White, brown and yellow diamonds are found there:
Where are we, Africa? lol..I was surprised to find that right over in Southwest Arkansas, Murfreesboro, is a diamond mine. Well, they call it a "mine" but it's actually a field. It's open to the public and whatever you find is yours.
It's called The Crater Of Diamonds State Park and they've had diamonds discovered there since 1906. It's a Volcanic Pipe which is part of an ancient volcano.
It's still producing
33,100 diamonds have been found since it became a state park in 1972.
The park has a 37.5 acre field where people can go search using several methods and an average of 2 diamonds a day are still being found.
They plow the field once a month so the best time is to go right after they plow but no one knows when that is because they don't tell. After it rains is also a good time to go although it's a muddy mess.
Many diamonds are found just by walking along and looking at the surface like this 14 yr old kid did. He found a diamond in his first 30 minutes. Turned out to be a brown diamond, the largest brown one found in the last 40 years, 7.44 carats.
It'd been raining that week and the larger gems are exposed, it caught his eye several feet away.
Some people think the park is a ripoff because they charge $10 for adults and $6 for kids to look for diamonds and unless you spends many days there the chances of finding one big enough to be worth something is slim.
Afterall, the same field has been replowed and searched over everyday for 47 years.
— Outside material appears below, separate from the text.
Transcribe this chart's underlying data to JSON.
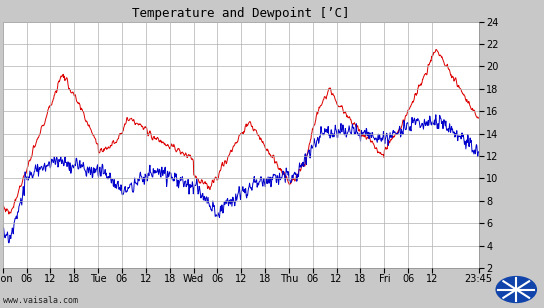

And yet diamonds and other gems are still being found.
It ain't just diamonds
Some of the other gems that are found there are lamproite, amethyst, banded agate, jasper, peridot, garnet, quartz, calcite, barite, and hematite.
So rock hounds enjoy the place too. The park has wash bins where you can take screen boxes and wash away the dirt from the stones:
You can also take a 5 gallon bucket of stones home with you if you want to search through them at home. The park rents out shovels, buckets and screen boxes if you don't want to bring your own.
Maybe this guy has a good idea since he's getting down below the top soil:
That makes sense. Most people just stay on the surface though.
If you ARE lucky enough to find one they have experts on site that will certify the diamond:
The original owner didn't care
What's interesting is that the original owner of the land was a farmer named John Huddlestone who found what he thought were two large crystals in 1906.
He took them to a jeweler and found out they were large diamonds so the word spread and people started flocking to the area to search for more.
But the interesting part is that he didn't care about diamonds so he sold the land for $36,000. He looks like he didn't give a flip about diamonds don't he? lol.
Check out the park here. Take the kids, put 'em to work. lol.
I'd like to stop in there for a day or so, any takers out there? Is it worth the chance? I think so.
Thanks for stopping by folks, God bless you all!
PS- Been working so much offline that I haven't had time to put into research in my Frank Hamer series but that should change soon(much to the chagrin of some) as the cold weather is finally getting here.